Björn (Gast) - 21. Mai, 10:18

Im Gegensatz dazu dürften T-Shirts mit Wikingern oder Runen ein relativ sicheres Zeichen für Sympathien mit rechtem Gedankengut darstellen. Diese T-Shirts sind nicht einfach im Laden erhältlich.

Und die Frühindoktrination rechter Gruppen schlägt sich dann in solchen T-Shirt-Motiven nieder.

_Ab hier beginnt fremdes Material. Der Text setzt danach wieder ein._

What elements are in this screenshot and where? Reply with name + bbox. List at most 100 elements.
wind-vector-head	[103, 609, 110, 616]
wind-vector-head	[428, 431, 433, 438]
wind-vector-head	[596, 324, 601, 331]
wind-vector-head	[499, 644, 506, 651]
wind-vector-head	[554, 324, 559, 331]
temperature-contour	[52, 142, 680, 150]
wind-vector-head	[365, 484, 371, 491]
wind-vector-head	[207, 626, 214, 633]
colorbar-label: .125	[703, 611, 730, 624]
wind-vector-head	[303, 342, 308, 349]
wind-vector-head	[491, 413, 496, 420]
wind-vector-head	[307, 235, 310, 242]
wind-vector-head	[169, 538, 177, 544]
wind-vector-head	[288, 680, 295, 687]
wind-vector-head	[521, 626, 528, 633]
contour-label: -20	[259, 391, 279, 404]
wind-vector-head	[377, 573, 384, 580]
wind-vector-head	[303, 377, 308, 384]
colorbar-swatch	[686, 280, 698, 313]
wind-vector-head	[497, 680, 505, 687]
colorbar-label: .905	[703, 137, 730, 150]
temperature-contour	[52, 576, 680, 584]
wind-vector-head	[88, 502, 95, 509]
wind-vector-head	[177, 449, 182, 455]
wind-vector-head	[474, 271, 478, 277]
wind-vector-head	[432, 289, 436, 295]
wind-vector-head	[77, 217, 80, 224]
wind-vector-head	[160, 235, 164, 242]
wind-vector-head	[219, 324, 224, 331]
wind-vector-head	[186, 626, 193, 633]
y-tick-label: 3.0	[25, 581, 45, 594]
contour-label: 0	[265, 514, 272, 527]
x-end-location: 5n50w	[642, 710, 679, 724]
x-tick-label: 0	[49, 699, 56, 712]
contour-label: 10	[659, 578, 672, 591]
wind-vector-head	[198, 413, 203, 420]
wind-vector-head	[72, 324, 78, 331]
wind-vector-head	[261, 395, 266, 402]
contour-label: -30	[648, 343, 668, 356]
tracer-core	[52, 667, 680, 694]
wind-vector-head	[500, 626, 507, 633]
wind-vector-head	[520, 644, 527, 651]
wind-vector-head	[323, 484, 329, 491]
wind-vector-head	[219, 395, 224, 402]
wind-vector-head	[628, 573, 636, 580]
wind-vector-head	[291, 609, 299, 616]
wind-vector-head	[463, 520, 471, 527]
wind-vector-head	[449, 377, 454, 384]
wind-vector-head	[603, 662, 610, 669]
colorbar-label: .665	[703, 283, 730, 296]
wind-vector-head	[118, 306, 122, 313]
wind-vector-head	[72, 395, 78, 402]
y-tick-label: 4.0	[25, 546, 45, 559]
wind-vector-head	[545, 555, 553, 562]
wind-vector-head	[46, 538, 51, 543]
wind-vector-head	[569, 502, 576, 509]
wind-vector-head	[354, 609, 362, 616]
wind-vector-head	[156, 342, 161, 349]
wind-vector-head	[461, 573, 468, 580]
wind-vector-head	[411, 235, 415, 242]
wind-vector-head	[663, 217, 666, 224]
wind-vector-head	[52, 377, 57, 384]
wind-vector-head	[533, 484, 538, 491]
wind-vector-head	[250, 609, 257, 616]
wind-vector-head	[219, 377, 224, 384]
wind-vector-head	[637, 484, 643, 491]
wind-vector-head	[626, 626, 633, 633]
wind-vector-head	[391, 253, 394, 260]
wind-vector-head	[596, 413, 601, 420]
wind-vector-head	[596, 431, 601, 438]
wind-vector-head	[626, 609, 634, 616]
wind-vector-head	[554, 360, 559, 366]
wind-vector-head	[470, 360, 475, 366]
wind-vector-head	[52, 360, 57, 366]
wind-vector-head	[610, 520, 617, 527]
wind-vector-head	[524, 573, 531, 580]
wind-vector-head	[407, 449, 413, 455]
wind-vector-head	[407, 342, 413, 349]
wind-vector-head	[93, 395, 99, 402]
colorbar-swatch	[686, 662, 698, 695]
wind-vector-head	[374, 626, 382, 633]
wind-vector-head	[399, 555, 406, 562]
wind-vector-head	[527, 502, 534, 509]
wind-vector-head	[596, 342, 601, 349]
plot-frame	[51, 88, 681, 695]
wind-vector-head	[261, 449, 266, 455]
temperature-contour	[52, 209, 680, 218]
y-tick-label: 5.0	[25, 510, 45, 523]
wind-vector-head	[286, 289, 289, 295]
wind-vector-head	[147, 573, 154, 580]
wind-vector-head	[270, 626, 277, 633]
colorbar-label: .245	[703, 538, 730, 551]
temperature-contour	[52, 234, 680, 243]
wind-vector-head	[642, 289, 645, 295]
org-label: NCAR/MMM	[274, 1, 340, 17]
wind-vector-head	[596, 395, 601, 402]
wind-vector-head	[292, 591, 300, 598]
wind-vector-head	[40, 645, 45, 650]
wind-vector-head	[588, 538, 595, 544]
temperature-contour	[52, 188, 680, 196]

MMarheinecke - 21. Mai, 10:43

*lol* konsequent zuende gedacht, läuft der mdr-Tipp wirklich darauf hinaus.
Magda - 22. Mai, 21:22

Sehr hilfreiche Überlegungen

Das sind sehr interessante Überlegung, die beängstigend einleuchten. Ich beschäftige mich - aus verschiedenen Gründen - mit den neonazistischen Umtrieben und den rechtsradikalen Schlägern in Ostdeutschland. Ich komme selbst aus Ostberlin. Natürlich, ist es wichtig und dringend, dagegen vorzugehen, aber andererseits habe ich andauernd das Gefühl, als habe die Skandalisierung dieser Vorfälle und die Fokussierung der Medien darauf auch die Funktion, abzulenken von Strukturen und Denkweisen, die in der Mitte der Gesellschaft vorhanden sind. Damit will ich die Probleme und die Gewalt nicht negieren, aber mir ist andauernd unbehaglich aus Gründen, die in Deinem Beitrag eine Rolle spielen. Es "beruhigt" mich irgendwie, dass diese Debatte doch breit geführt wird.